Принц Токугари порадовался про себя, что ни разу не соблазнился взглядом на водяные часы, стоящие у дверей, но стоически дождался конца приема.

— И, кстати, еще одна истина для каждого государя: подданные должны безоговорочно верить моим угрозам и моим обещаниям. — Император опять отбежал к окну, потыкал указательным пальцем в замазку между рамой и стеклом, после этого так же стремительно вернулся, но усаживаться не стал.

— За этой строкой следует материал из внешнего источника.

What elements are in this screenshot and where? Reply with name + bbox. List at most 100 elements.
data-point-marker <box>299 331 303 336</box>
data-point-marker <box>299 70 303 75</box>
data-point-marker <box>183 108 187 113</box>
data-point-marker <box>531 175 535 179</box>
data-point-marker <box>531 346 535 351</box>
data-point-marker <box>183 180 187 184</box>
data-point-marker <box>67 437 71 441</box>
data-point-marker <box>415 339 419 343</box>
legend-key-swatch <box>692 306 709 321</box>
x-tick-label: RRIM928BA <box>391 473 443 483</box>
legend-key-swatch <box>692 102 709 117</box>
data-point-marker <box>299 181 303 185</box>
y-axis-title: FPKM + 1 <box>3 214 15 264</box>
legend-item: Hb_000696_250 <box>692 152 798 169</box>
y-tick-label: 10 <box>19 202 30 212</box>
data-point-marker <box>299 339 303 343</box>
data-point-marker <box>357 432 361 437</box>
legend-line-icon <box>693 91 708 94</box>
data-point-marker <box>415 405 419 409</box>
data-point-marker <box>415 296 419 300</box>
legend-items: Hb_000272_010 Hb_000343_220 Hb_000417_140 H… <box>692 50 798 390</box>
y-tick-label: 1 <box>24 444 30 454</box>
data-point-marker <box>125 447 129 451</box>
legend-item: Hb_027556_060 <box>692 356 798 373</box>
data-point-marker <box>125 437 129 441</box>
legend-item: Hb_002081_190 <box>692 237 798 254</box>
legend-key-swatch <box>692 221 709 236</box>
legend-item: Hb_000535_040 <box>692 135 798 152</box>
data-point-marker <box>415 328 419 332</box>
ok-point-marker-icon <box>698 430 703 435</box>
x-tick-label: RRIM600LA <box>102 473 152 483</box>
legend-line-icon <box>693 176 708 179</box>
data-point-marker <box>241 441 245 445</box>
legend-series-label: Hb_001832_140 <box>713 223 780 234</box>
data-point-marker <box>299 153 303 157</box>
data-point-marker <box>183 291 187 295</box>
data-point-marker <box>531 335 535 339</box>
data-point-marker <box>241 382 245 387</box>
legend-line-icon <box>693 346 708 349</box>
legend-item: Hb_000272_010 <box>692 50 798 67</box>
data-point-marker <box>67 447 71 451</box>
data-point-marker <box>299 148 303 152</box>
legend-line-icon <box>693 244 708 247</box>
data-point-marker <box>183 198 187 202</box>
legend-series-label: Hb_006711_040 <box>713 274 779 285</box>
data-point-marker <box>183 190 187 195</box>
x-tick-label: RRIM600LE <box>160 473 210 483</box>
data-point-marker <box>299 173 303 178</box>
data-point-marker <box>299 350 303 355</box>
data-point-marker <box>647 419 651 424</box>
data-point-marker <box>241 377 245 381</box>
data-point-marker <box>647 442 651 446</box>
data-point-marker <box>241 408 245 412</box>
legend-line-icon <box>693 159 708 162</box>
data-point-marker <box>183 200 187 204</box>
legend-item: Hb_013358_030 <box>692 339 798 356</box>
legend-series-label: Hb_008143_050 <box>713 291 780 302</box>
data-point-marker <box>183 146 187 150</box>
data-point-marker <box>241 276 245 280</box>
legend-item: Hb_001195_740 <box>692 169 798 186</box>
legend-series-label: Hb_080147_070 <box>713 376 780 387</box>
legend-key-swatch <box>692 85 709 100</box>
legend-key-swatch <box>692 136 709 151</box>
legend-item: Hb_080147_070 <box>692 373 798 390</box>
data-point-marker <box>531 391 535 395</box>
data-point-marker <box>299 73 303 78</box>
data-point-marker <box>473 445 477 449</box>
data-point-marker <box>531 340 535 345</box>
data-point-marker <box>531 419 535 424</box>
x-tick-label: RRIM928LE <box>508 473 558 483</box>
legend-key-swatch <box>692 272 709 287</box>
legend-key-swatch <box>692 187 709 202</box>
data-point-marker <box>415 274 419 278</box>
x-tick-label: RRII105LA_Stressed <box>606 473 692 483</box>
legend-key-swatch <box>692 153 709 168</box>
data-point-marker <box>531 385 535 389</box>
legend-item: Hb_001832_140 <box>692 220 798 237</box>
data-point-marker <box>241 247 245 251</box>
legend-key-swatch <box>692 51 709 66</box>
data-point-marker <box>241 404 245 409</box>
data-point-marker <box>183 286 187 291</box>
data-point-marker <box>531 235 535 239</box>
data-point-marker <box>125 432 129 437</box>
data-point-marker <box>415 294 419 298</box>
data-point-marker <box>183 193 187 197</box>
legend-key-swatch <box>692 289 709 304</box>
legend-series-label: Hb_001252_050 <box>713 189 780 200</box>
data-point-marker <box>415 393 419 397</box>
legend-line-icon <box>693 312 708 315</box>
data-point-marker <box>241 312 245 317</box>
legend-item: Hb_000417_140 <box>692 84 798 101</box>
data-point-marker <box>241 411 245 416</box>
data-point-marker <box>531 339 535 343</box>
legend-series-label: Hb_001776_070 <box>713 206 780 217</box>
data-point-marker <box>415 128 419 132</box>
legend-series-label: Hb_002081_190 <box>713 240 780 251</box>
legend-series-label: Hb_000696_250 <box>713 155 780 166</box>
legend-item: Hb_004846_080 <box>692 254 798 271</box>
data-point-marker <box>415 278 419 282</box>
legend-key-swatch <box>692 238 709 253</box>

Его Величество прихрамывал на правую ногу, однако любил при этом пешую ходьбу, предпочитая ее охоте, танцам, верховой езде и вообще всем остальным деятельным развлечениям, из тех, что доступны монаршим особам.

— О, да государь!

Домовой заворчал и, гремя цепью, бросился на принца, в бессильной попытке растерзать ненавистного громкогласого человечишку, или хотя бы прокусить ему сапог, но ошейник сдавил горло, серебряная цепь спружинила и отбросила домового назад. Если бы цепи не было, то несчастная нечисть, в неполный локоть ростом, конечно же, юркнула бы в ближайшую тень, или в щель, или в каминную трубу, вместо того, чтобы драться и кусаться, но…

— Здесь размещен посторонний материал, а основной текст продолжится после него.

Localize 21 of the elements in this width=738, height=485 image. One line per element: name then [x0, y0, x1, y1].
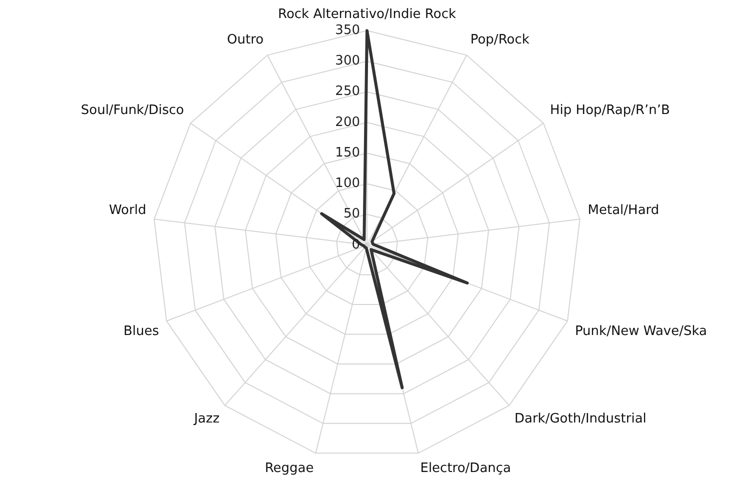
spoke-label: Jazz — [193, 412, 220, 427]
spoke-label: Reggae — [264, 461, 314, 476]
y-tick-label: 350 — [335, 22, 360, 38]
spoke-label: Hip Hop/Rap/R’n’B — [550, 103, 670, 118]
spoke-label: Electro/Dança — [420, 461, 512, 476]
y-tick-label: 0 — [352, 237, 360, 252]
spoke-label: Dark/Goth/Industrial — [514, 412, 646, 427]
spoke-label: Rock Alternativo/Indie Rock — [278, 7, 456, 22]
spoke-label: Blues — [124, 324, 160, 340]
spoke-label: Outro — [227, 32, 264, 48]
spoke-label: Pop/Rock — [470, 32, 530, 48]
spoke-label: Punk/New Wave/Ska — [574, 324, 708, 340]
spoke-label: Soul/Funk/Disco — [80, 103, 184, 118]
y-tick-label: 250 — [335, 84, 360, 100]
spoke-label: Metal/Hard — [588, 202, 660, 218]
y-tick-label: 200 — [335, 114, 360, 130]
y-tick-label: 300 — [335, 54, 360, 69]
spoke-label: World — [108, 202, 146, 218]
y-tick-label: 50 — [343, 206, 360, 222]
y-tick-label: 100 — [335, 176, 360, 192]
y-tick-label: 150 — [335, 145, 360, 160]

— Не государь — а я хочу, чтобы ты понял! Понял, осознал, уяснил, например, оглушительную разницу между словами обязан и должен!.. На меня смотри, дуэль с домовым подождет!

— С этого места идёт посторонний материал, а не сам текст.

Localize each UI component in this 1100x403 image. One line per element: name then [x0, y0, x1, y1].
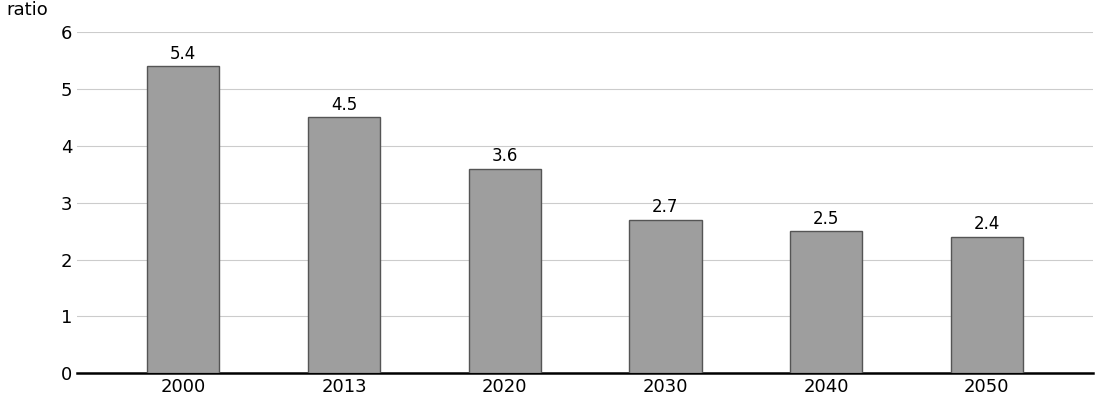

Принц Токугари подавил вздох и прикинул про себя: удержится ли старик в уже обозначенных границах разговора, или опять его прорвет на долгую беседу?

— Ты тут мне драконьи морды не строй, мне твоих жертв и вздохов не нужно, Токи! Мне уже не так долго осталось, и мне важно понять…

— Батюшка…

Его Величество ударил рукой в столешницу и из под кулака брызнули по сторонам косматые фиолетовые искры.

— Так… не обращай внимания, просто вспылил. Я постараюсь быть спокойным, сударь мой сын и наследник. А ты постарайся не переминаться с ноги на ногу, но слушать и, что еще более важно, попробуй меня услышать. Наши с тобою подданные обязаны верить нашим с тобою угрозам и обещаниям, хотя бы просто в силу того, что они подданные, а мы — повелители. Но, вот ведь незадача какая… В соседнем царстве-государстве Лу Ин подданные обязаны верить, да привыкли изо в день видеть иное: пообещал казнить — и простил! Пообещал наградить — и забыл! Соответственно — подданные там не должны верить словам своего повелителя. Обязаны, но не должны. Коль скоро у них и дальше так дело пойдет, через двести лет они станут частью нашей Империи. Если, конечно, мы не научимся брать с них дурной пример, и сами не станем частью чужого королевства, либо удела.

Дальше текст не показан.